Metamath Proof Explorer

Theorem dvdsrneg

Description: An element divides its negative. (Contributed by Mario Carneiro, 1-Dec-2014)

Ref Expression
Hypotheses dvdsr.1 
|- B = ( Base ` R )
dvdsr.2 
|- .|| = ( ||r ` R )
dvdsrneg.5 
|- N = ( invg ` R )
Assertion dvdsrneg 
|- ( ( R e. Ring /\ X e. B ) -> X .|| ( N ` X ) )

Proof

Step Hyp Ref Expression
1 dvdsr.1 
 |-  B = ( Base ` R )
2 dvdsr.2 
 |-  .|| = ( ||r ` R )
3 dvdsrneg.5 
 |-  N = ( invg ` R )
4 id 
 |-  ( X e. B -> X e.

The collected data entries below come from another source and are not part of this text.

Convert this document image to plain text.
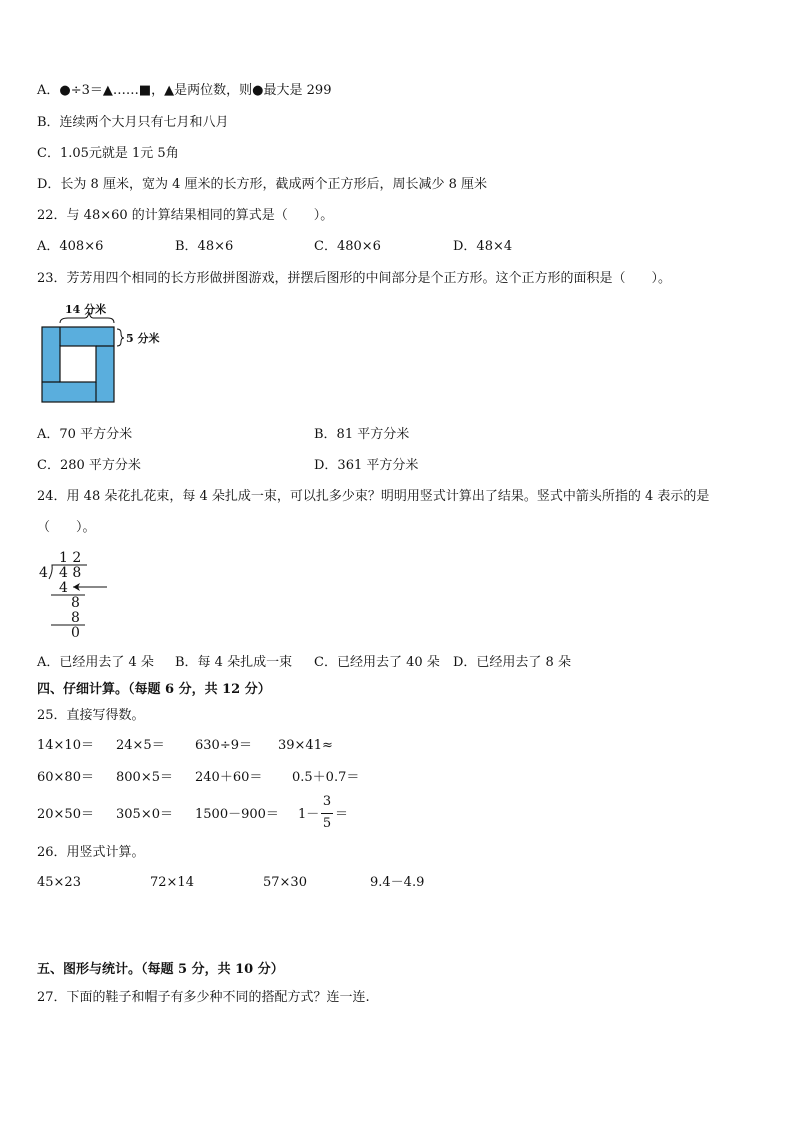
A．●÷3＝▲……■，▲是两位数，则●最大是 299
B．连续两个大月只有七月和八月
C．1.05元就是 1元 5角
D．长为 8 厘米，宽为 4 厘米的长方形，截成两个正方形后，周长减少 8 厘米
22．与 48×60 的计算结果相同的算式是（　　）。
A．408×6	B．48×6	C．480×6	D．48×4
23．芳芳用四个相同的长方形做拼图游戏，拼摆后图形的中间部分是个正方形。这个正方形的面积是（　　）。
14 分米
5 分米
A．70 平方分米	B．81 平方分米
C．280 平方分米	D．361 平方分米
24．用 48 朵花扎花束，每 4 朵扎成一束，可以扎多少束？明明用竖式计算出了结果。竖式中箭头所指的 4 表示的是
（　　）。
1 2
4 4 8
4
8
8
0
A．已经用去了 4 朵 B．每 4 朵扎成一束 C．已经用去了 40 朵 D．已经用去了 8 朵
四、仔细计算。（每题 6 分，共 12 分）
25．直接写得数。
14×10＝ 24×5＝ 630÷9＝ 39×41≈
60×80＝ 800×5＝ 240＋60＝ 0.5＋0.7＝
20×50＝ 305×0＝ 1500－900＝ 1－
3
5
＝
26．用竖式计算。
45×23	72×14	57×30	9.4－4.9
五、图形与统计。（每题 5 分，共 10 分）
27．下面的鞋子和帽子有多少种不同的搭配方式？连一连.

B )
5 ringgrp 
 |-  ( R e. Ring -> R e. Grp )
6 eqid 
 |-  ( 1r ` R ) = ( 1r ` R )
7 1 6 ringidcl 
 |-  ( R e. Ring -> ( 1r ` R ) e. B )
8 1 3 grpinvcl 
 |-  ( ( R e. Grp /\ ( 1r ` R ) e. B ) -> ( N ` ( 1r ` R ) ) e. B )
9 5 7 8 syl2anc 
 |-  ( R e. Ring -> ( N ` ( 1r ` R ) ) e. B )
10 eqid 
 |-  ( .r ` R ) = ( .r ` R )
11 1 2 10 dvdsrmul 
 |-  ( ( X e. B /\ ( N ` ( 1r ` R ) ) e. B ) -> X .|| ( ( N ` ( 1r ` R ) ) ( .r ` R ) X ) )
12 4 9 11 syl2anr 
 |-  ( ( R e. Ring /\ X e. B ) -> X .|| ( ( N ` ( 1r ` R ) ) ( .r ` R ) X ) )
13 simpl 
 |-  ( ( R e. Ring /\ X e. B ) -> R e. Ring )
14 simpr 
 |-  ( ( R e. Ring /\ X e. B ) -> X e. B )
15 1 10 6 3 13 14 ringnegl 
 |-  ( ( R e. Ring /\ X e. B ) -> ( ( N ` ( 1r ` R ) ) ( .r ` R ) X ) = ( N ` X ) )
16 12 15 breqtrd 
 |-  ( ( R e. Ring /\ X e. B ) -> X .|| ( N ` X ) )